The History of Barbecue

As Christopher Columbus traveled through the Americas, he discovered what the Spanished called "barbacoa." The indigenous tribes on Hispaniola created this technique that involved cooking meat over an indirect flame, low and slow. As the explorers traveled north, they brought this technique with them to the Native Americans and even into the colonies. 

Today, barbecue is a symbol across the South. This area is called the "Barbecue Belt." In this belt, there are four main types of barbecue: Carolina, Texas, Memphis and Kansas City. 

To start off, Carolina barbecue is mostly focused on the pig instead of the cow. Pork was easily available to those who couldn't afford much - pigs were low-maintenance and could roam in the wild. When it was time to slaughter, the pigs were leaner. This led to the current relationship today between North Carolina barbecue and pork. North Carolina barbecue is all about the meat. The pork is cooked over a pit at a low temperature for a couple of hours, which gives it a perfect smoky taste. Because the style of North Carolina barbecue is all about the meat, they don't dare to put sauce of any kind on the meat.

Now, here in Texas, we like our barbecue techniques applied to beef. The German and Czech roots in the state of Texas focused on meats and sausages in fresh markets. However, when these meats couldn't be sold, sellers began to smoke the meats in order to preserve them longer. Ultimately, people began wanting the smoked meats more than the fresh meat sold in markets.

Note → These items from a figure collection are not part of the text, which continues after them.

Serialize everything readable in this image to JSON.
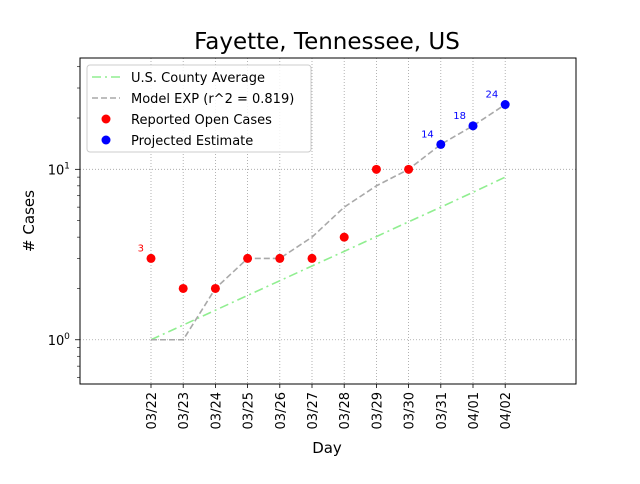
{
  "chart_data": {
    "type": "line",
    "title": "Fayette, Tennessee, US",
    "xlabel": "Day",
    "ylabel": "# Cases",
    "yscale": "log",
    "ylim": [
      0.55,
      45
    ],
    "grid": true,
    "legend_position": "top-left",
    "x": [
      "03/22",
      "03/23",
      "03/24",
      "03/25",
      "03/26",
      "03/27",
      "03/28",
      "03/29",
      "03/30",
      "03/31",
      "04/01",
      "04/02"
    ],
    "y_ticks": [
      {
        "value": 1,
        "label": "10^0"
      },
      {
        "value": 10,
        "label": "10^1"
      }
    ],
    "series": [
      {
        "name": "U.S. County Average",
        "style": "dash-dot",
        "color": "#90ee90",
        "values": [
          1.0,
          1.22,
          1.49,
          1.82,
          2.22,
          2.71,
          3.3,
          4.03,
          4.92,
          6.0,
          7.33,
          9.0
        ]
      },
      {
        "name": "Model EXP (r^2 = 0.819)",
        "style": "dashed",
        "color": "#a9a9a9",
        "values": [
          1,
          1,
          2,
          3,
          3,
          4,
          6,
          8,
          10,
          14,
          18,
          24
        ]
      },
      {
        "name": "Reported Open Cases",
        "style": "marker",
        "color": "#ff0000",
        "x": [
          "03/22",
          "03/23",
          "03/24",
          "03/25",
          "03/26",
          "03/27",
          "03/28",
          "03/29",
          "03/30"
        ],
        "values": [
          3,
          2,
          2,
          3,
          3,
          3,
          4,
          10,
          10
        ]
      },
      {
        "name": "Projected Estimate",
        "style": "marker",
        "color": "#0000ff",
        "x": [
          "03/31",
          "04/01",
          "04/02"
        ],
        "values": [
          14,
          18,
          24
        ]
      }
    ],
    "annotations": [
      {
        "x": "03/22",
        "value": 3,
        "text": "3",
        "color": "#ff0000"
      },
      {
        "x": "03/31",
        "value": 14,
        "text": "14",
        "color": "#0000ff"
      },
      {
        "x": "04/01",
        "value": 18,
        "text": "18",
        "color": "#0000ff"
      },
      {
        "x": "04/02",
        "value": 24,
        "text": "24",
        "color": "#0000ff"
      }
    ]
  }
}
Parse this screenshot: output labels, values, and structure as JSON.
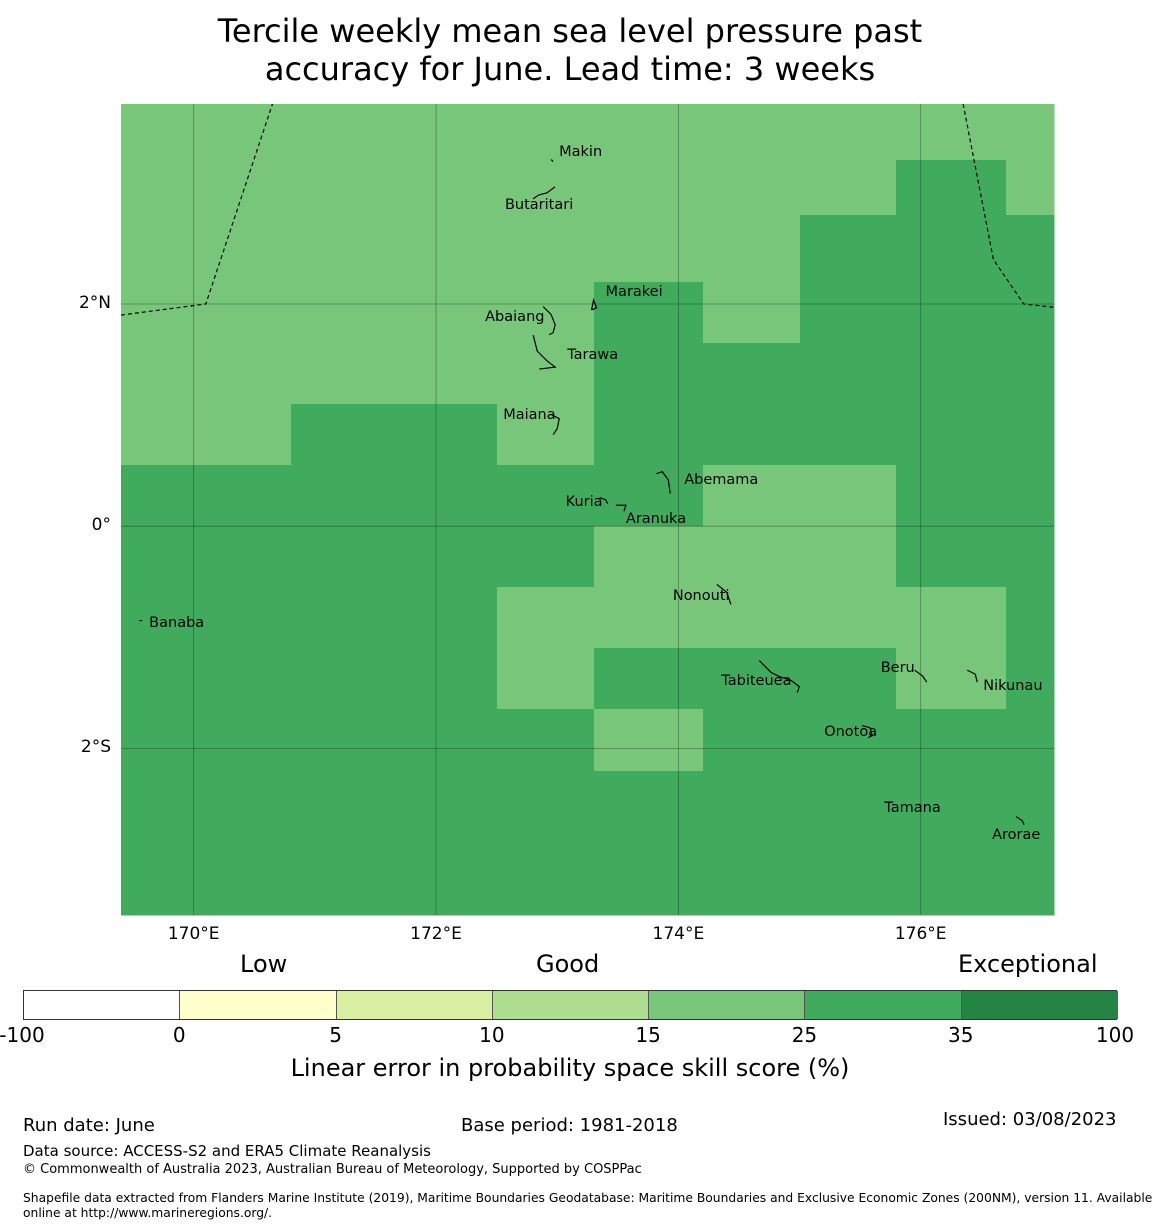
{
  "title": {
    "line1": "Tercile weekly mean sea level pressure past",
    "line2": "accuracy for June. Lead time: 3 weeks"
  },
  "colors": {
    "score_15_25": "#78c679",
    "score_25_35": "#41ab5d",
    "score_35_100": "#238443"
  },
  "map": {
    "lon_range": [
      169.4,
      177.1
    ],
    "lat_range": [
      -3.5,
      3.8
    ],
    "lon_ticks": [
      {
        "value": 170,
        "label": "170°E"
      },
      {
        "value": 172,
        "label": "172°E"
      },
      {
        "value": 174,
        "label": "174°E"
      },
      {
        "value": 176,
        "label": "176°E"
      }
    ],
    "lat_ticks": [
      {
        "value": 2,
        "label": "2°N"
      },
      {
        "value": 0,
        "label": "0°"
      },
      {
        "value": -2,
        "label": "2°S"
      }
    ],
    "skill_grid": {
      "lon_edges": [
        169.4,
        170.8,
        172.5,
        173.3,
        174.2,
        175.0,
        175.8,
        176.7,
        177.1
      ],
      "lat_edges": [
        3.8,
        3.3,
        2.8,
        2.2,
        1.65,
        1.1,
        0.55,
        0.0,
        -0.55,
        -1.1,
        -1.65,
        -2.2,
        -3.5
      ],
      "bands": [
        [
          1,
          1,
          1,
          1,
          1,
          1,
          1,
          1
        ],
        [
          1,
          1,
          1,
          1,
          1,
          1,
          2,
          1
        ],
        [
          1,
          1,
          1,
          1,
          1,
          2,
          2,
          2
        ],
        [
          1,
          1,
          1,
          2,
          1,
          2,
          2,
          2
        ],
        [
          1,
          1,
          1,
          2,
          2,
          2,
          2,
          2
        ],
        [
          1,
          2,
          1,
          2,
          2,
          2,
          2,
          2
        ],
        [
          2,
          2,
          2,
          2,
          1,
          1,
          2,
          2
        ],
        [
          2,
          2,
          2,
          1,
          1,
          1,
          2,
          2
        ],
        [
          2,
          2,
          1,
          1,
          1,
          1,
          1,
          2
        ],
        [
          2,
          2,
          1,
          2,
          2,
          2,
          1,
          2
        ],
        [
          2,
          2,
          2,
          1,
          2,
          2,
          2,
          2
        ],
        [
          2,
          2,
          2,
          2,
          2,
          2,
          2,
          2
        ]
      ]
    },
    "islands": [
      {
        "name": "Makin",
        "lon": 172.95,
        "lat": 3.3
      },
      {
        "name": "Butaritari",
        "lon": 172.8,
        "lat": 3.0
      },
      {
        "name": "Marakei",
        "lon": 173.3,
        "lat": 2.0
      },
      {
        "name": "Abaiang",
        "lon": 172.95,
        "lat": 1.85
      },
      {
        "name": "Tarawa",
        "lon": 173.0,
        "lat": 1.45
      },
      {
        "name": "Maiana",
        "lon": 173.0,
        "lat": 0.95
      },
      {
        "name": "Abemama",
        "lon": 173.9,
        "lat": 0.4
      },
      {
        "name": "Kuria",
        "lon": 173.4,
        "lat": 0.22
      },
      {
        "name": "Aranuka",
        "lon": 173.6,
        "lat": 0.17
      },
      {
        "name": "Nonouti",
        "lon": 174.4,
        "lat": -0.65
      },
      {
        "name": "Banaba",
        "lon": 169.55,
        "lat": -0.85
      },
      {
        "name": "Tabiteuea",
        "lon": 174.8,
        "lat": -1.3
      },
      {
        "name": "Beru",
        "lon": 176.0,
        "lat": -1.35
      },
      {
        "name": "Nikunau",
        "lon": 176.45,
        "lat": -1.35
      },
      {
        "name": "Onotoa",
        "lon": 175.55,
        "lat": -1.85
      },
      {
        "name": "Tamana",
        "lon": 175.98,
        "lat": -2.5
      },
      {
        "name": "Arorae",
        "lon": 176.82,
        "lat": -2.65
      }
    ],
    "eez_boundaries": [
      [
        [
          169.4,
          1.9
        ],
        [
          170.1,
          2.0
        ],
        [
          170.65,
          3.8
        ]
      ],
      [
        [
          176.35,
          3.8
        ],
        [
          176.6,
          2.4
        ],
        [
          176.85,
          2.0
        ],
        [
          177.1,
          1.97
        ]
      ]
    ]
  },
  "colorbar": {
    "categories": {
      "low": "Low",
      "good": "Good",
      "exceptional": "Exceptional"
    },
    "segments": [
      {
        "from": "-100",
        "to": "0",
        "color": "#ffffff"
      },
      {
        "from": "0",
        "to": "5",
        "color": "#ffffcc"
      },
      {
        "from": "5",
        "to": "10",
        "color": "#d9f0a3"
      },
      {
        "from": "10",
        "to": "15",
        "color": "#addd8e"
      },
      {
        "from": "15",
        "to": "25",
        "color": "#78c679"
      },
      {
        "from": "25",
        "to": "35",
        "color": "#41ab5d"
      },
      {
        "from": "35",
        "to": "100",
        "color": "#238443"
      }
    ],
    "tick_labels": [
      "-100",
      "0",
      "5",
      "10",
      "15",
      "25",
      "35",
      "100"
    ],
    "label": "Linear error in probability space skill score (%)"
  },
  "footer": {
    "run_date": "Run date: June",
    "base_period": "Base period: 1981-2018",
    "issued": "Issued: 03/08/2023",
    "data_source": "Data source: ACCESS-S2 and ERA5 Climate Reanalysis",
    "copyright": "© Commonwealth of Australia 2023, Australian Bureau of Meteorology, Supported by COSPPac",
    "shapefile_line1": "Shapefile data extracted from Flanders Marine Institute (2019), Maritime Boundaries Geodatabase: Maritime Boundaries and Exclusive Economic Zones (200NM), version 11. Available",
    "shapefile_line2": "online at http://www.marineregions.org/."
  }
}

Now, Memphis barbecue is definitely sweeter than the previous styles. Memphis barbecue focuses mainly on the shoulder and ribs of pork. Because the city is along the Mississippi River, people in Memphis had access to many goods that made their barbecue a bit sweeter, like molasses and brown sugar. Although the other styles involve basting the meat while cooking, Memphis barbecue also bastes the meat, but it's with the renowned tomato-based sauce instead. 

Lastly, Kansas City barbecue is a combination of all three previous styles. Native Memphis man, Henry Perry, first opened a smoked meat stand in the early 1900s in Kansas City. He took with him the sweet barbecue sauce, but wanted to use a variety of meat instead of solely focusing on pork. 

Although there may be many methods of barbecue, they all come from the same foundation; gathering and spending time with folks. No matter what style of barbecue you like, barbecue brings us all together.